Kegiatan tersebut dipimpin oleh Wadirresnarkoba Polda Kepri AKBP Achmad Suherlan, serta dihadiri perwakilan BNNP Kepri, Kejaksaan Tinggi Kepri, BPOM Batam, Bea Cukai Batam, DPD GRANAT Kepri, dan penasihat hukum.
Dari 26 Laporan Polisi (LP) tersebut, penyidik menetapkan 28 orang sebagai tersangka. Adapun total barang bukti yang disita meliputi:
- Sabu: 4.916,23 gram
- Ganja: 5.640,54 gram
- Ekstasi: 1.223 butir
- Vape Cartridge (Etomidate): 2.949 unit
Dari keseluruhan barang bukti yang disita, mayoritas dimusnahkan menggunakan alat pembakar suhu tinggi (incinerator) hingga tidak tersisa:
- Barang Bukti Dimusnahkan: Sabu sebanyak 4.834,36 gram, ganja 5.605,54 gram, ekstasi 1.174 butir, serta 2.902 cartridge vape mengandung etomidate.
- Pembuktian Persidangan: Sabu sebanyak 80,58 gram, ganja 30,39 gram, ekstasi 38 butir, dan 25 cartridge vape.
- Pemeriksaan Labfor: Sabu sebanyak 1,28 gram, ganja 4,60 gram, ekstasi 11 butir, dan 22 cartridge vape.

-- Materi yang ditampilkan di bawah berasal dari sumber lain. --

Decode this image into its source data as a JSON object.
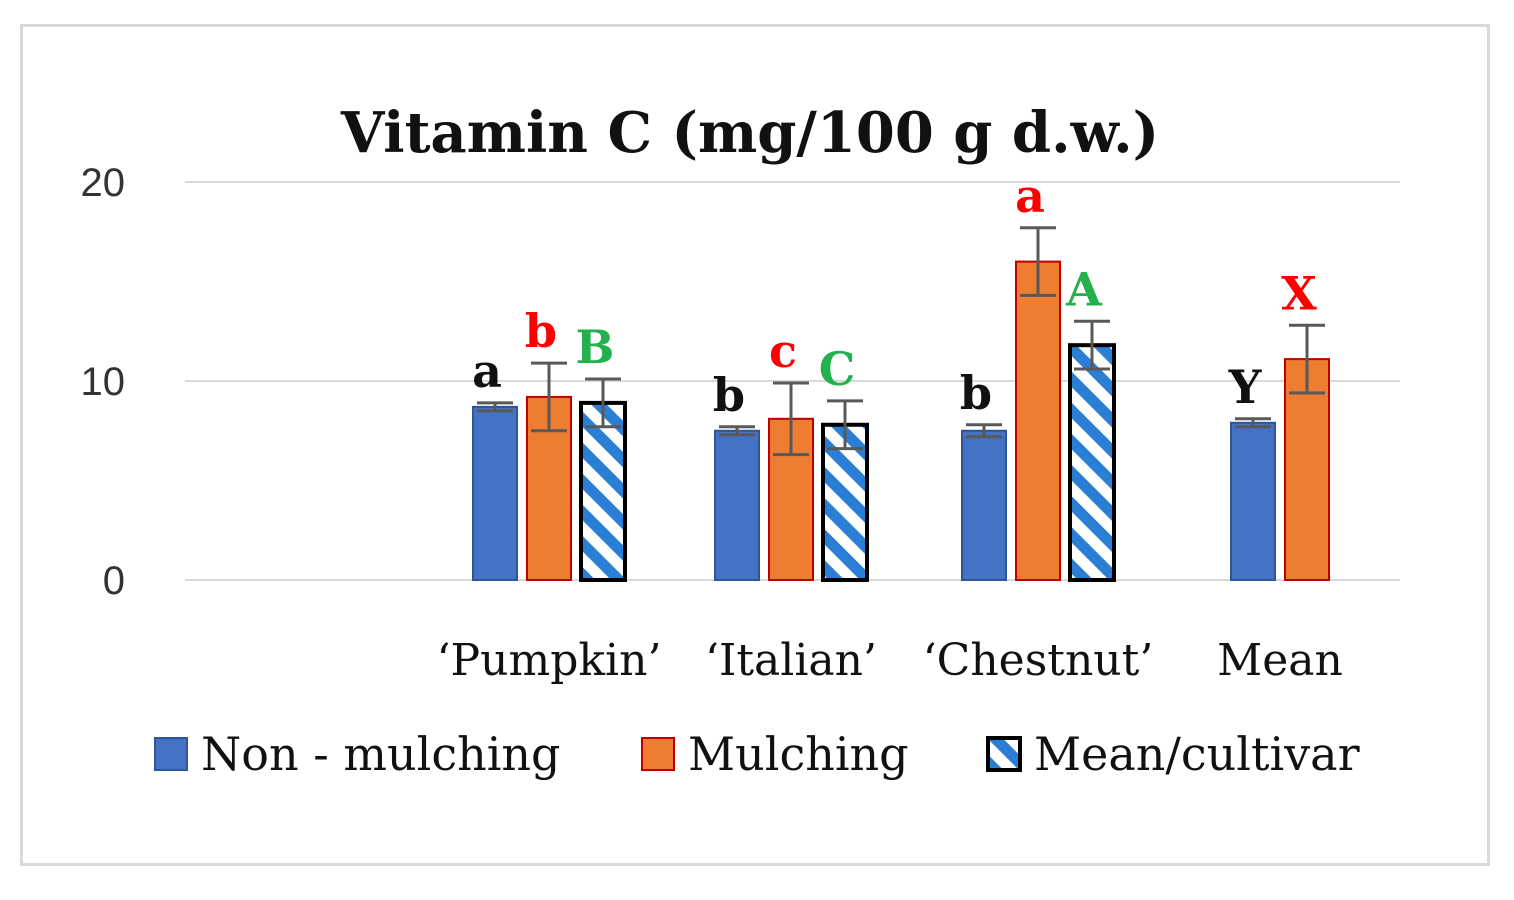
{
  "chart_data": {
    "type": "bar",
    "title": "Vitamin C (mg/100 g d.w.)",
    "xlabel": "",
    "ylabel": "",
    "ylim": [
      0,
      20
    ],
    "yticks": [
      "0",
      "10",
      "20"
    ],
    "grid": true,
    "legend_position": "bottom",
    "categories": [
      "‘Pumpkin’",
      "‘Italian’",
      "‘Chestnut’",
      "Mean"
    ],
    "series": [
      {
        "name": "Non - mulching",
        "color": "#4472c4",
        "edge": "#2f5597",
        "values": [
          8.7,
          7.5,
          7.5,
          7.9
        ],
        "errors": [
          0.2,
          0.2,
          0.3,
          0.2
        ],
        "labels": [
          "a",
          "b",
          "b",
          "Y"
        ],
        "label_color": "#111111"
      },
      {
        "name": "Mulching",
        "color": "#ed7d31",
        "edge": "#c00000",
        "values": [
          9.2,
          8.1,
          16.0,
          11.1
        ],
        "errors": [
          1.7,
          1.8,
          1.7,
          1.7
        ],
        "labels": [
          "b",
          "c",
          "a",
          "X"
        ],
        "label_color": "#ff0000"
      },
      {
        "name": "Mean/cultivar",
        "color": "#2a7fd4",
        "edge": "#000000",
        "pattern": "diagonal-stripes",
        "values": [
          8.9,
          7.8,
          11.8,
          null
        ],
        "errors": [
          1.2,
          1.2,
          1.2,
          null
        ],
        "labels": [
          "B",
          "C",
          "A",
          ""
        ],
        "label_color": "#22b14c"
      }
    ]
  }
}
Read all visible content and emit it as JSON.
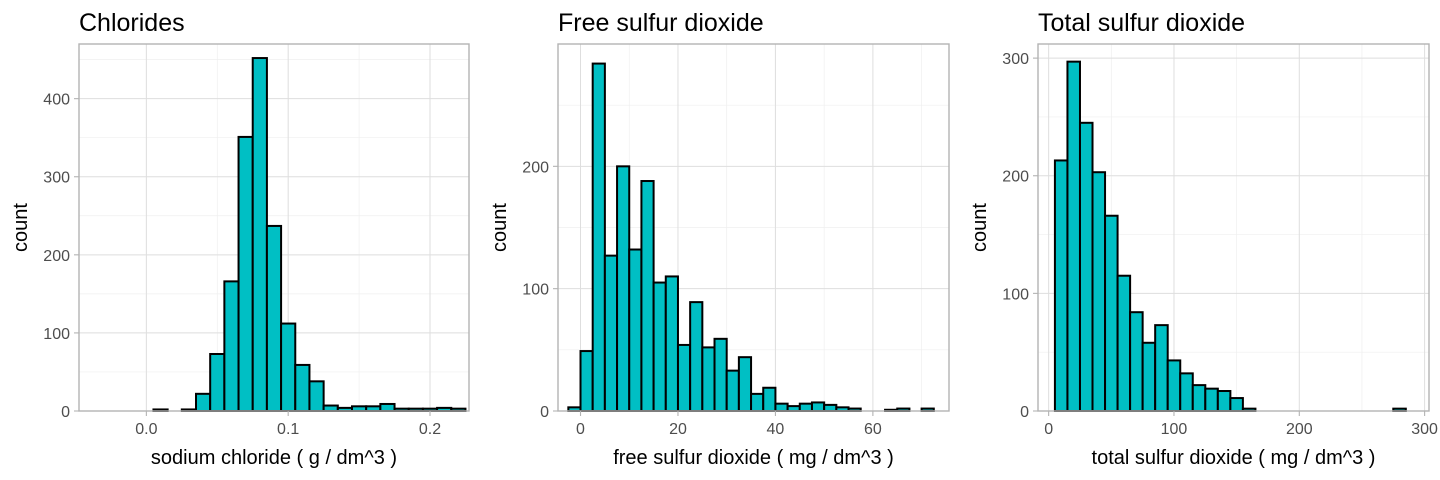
{
  "colors": {
    "bar_fill": "#00bfc4",
    "bar_stroke": "#000000"
  },
  "chart_data": [
    {
      "type": "bar",
      "title": "Chlorides",
      "xlabel": "sodium chloride ( g / dm^3 )",
      "ylabel": "count",
      "xlim": [
        -0.0475,
        0.2275
      ],
      "ylim": [
        0,
        470
      ],
      "xticks": [
        0.0,
        0.1,
        0.2
      ],
      "xtick_labels": [
        "0.0",
        "0.1",
        "0.2"
      ],
      "yticks": [
        0,
        100,
        200,
        300,
        400
      ],
      "grid": true,
      "bin_width": 0.01,
      "x": [
        -0.04,
        -0.03,
        -0.02,
        -0.01,
        0.0,
        0.01,
        0.02,
        0.03,
        0.04,
        0.05,
        0.06,
        0.07,
        0.08,
        0.09,
        0.1,
        0.11,
        0.12,
        0.13,
        0.14,
        0.15,
        0.16,
        0.17,
        0.18,
        0.19,
        0.2,
        0.21,
        0.22
      ],
      "values": [
        0,
        0,
        0,
        0,
        0,
        2,
        0,
        2,
        22,
        73,
        166,
        351,
        452,
        237,
        112,
        59,
        38,
        7,
        4,
        6,
        6,
        9,
        3,
        3,
        3,
        4,
        3
      ]
    },
    {
      "type": "bar",
      "title": "Free sulfur dioxide",
      "xlabel": "free sulfur dioxide ( mg / dm^3 )",
      "ylabel": "count",
      "xlim": [
        -4.62,
        75.62
      ],
      "ylim": [
        0,
        300
      ],
      "xticks": [
        0,
        20,
        40,
        60
      ],
      "xtick_labels": [
        "0",
        "20",
        "40",
        "60"
      ],
      "yticks": [
        0,
        100,
        200
      ],
      "grid": true,
      "bin_width": 2.5,
      "x": [
        -1.25,
        1.25,
        3.75,
        6.25,
        8.75,
        11.25,
        13.75,
        16.25,
        18.75,
        21.25,
        23.75,
        26.25,
        28.75,
        31.25,
        33.75,
        36.25,
        38.75,
        41.25,
        43.75,
        46.25,
        48.75,
        51.25,
        53.75,
        56.25,
        58.75,
        61.25,
        63.75,
        66.25,
        68.75,
        71.25
      ],
      "values": [
        3,
        49,
        284,
        127,
        200,
        132,
        188,
        105,
        110,
        54,
        89,
        52,
        59,
        33,
        44,
        14,
        19,
        6,
        4,
        6,
        7,
        5,
        3,
        2,
        0,
        0,
        1,
        2,
        0,
        2
      ]
    },
    {
      "type": "bar",
      "title": "Total sulfur dioxide",
      "xlabel": "total sulfur dioxide ( mg / dm^3 )",
      "ylabel": "count",
      "xlim": [
        -8.5,
        303.5
      ],
      "ylim": [
        0,
        312
      ],
      "xticks": [
        0,
        100,
        200,
        300
      ],
      "xtick_labels": [
        "0",
        "100",
        "200",
        "300"
      ],
      "yticks": [
        0,
        100,
        200,
        300
      ],
      "grid": true,
      "bin_width": 10,
      "x": [
        10,
        20,
        30,
        40,
        50,
        60,
        70,
        80,
        90,
        100,
        110,
        120,
        130,
        140,
        150,
        160,
        170,
        180,
        190,
        200,
        210,
        220,
        230,
        240,
        250,
        260,
        270,
        280,
        290
      ],
      "values": [
        213,
        297,
        245,
        203,
        166,
        115,
        84,
        58,
        73,
        43,
        32,
        22,
        19,
        17,
        11,
        2,
        0,
        0,
        0,
        0,
        0,
        0,
        0,
        0,
        0,
        0,
        0,
        2,
        0
      ]
    }
  ]
}
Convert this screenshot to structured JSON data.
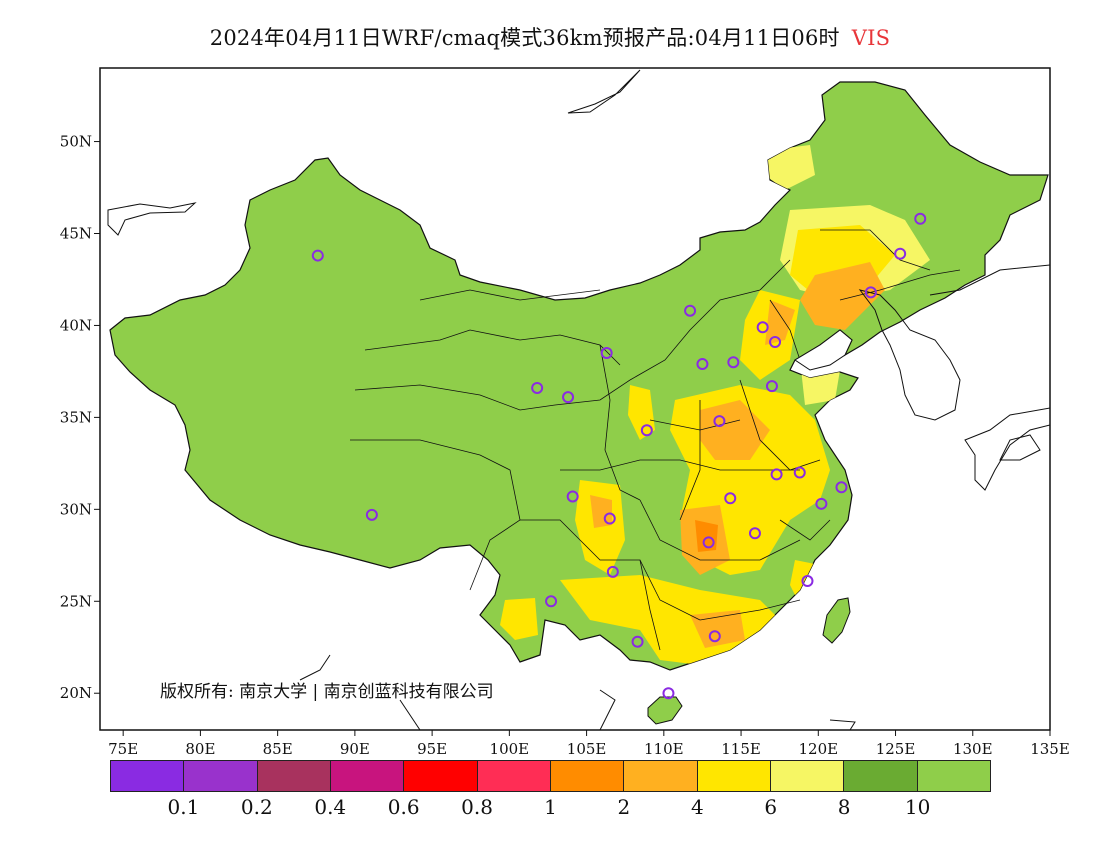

Seluruh proses pemusnahan dilaksanakan secara transparan sesuai ketentuan hukum dan disaksikan langsung oleh instansi terkait. Dari total penindakan ini, Polda Kepri memperkirakan sebanyak 56.384 jiwa masyarakat berhasil diselamatkan dari ancaman bahaya narkotika.
Terpisah, Kabid Humas Polda Kepri Kombes Pol. Dr. Nona Pricillia Ohei mengajak masyarakat untuk aktif menjaga situasi Kamtibmas dan mendukung P4GN. Masyarakat diimbau segera melapor jika menemukan indikasi peredaran narkoba melalui Layanan Kepolisian 110 yang siaga 24 jam.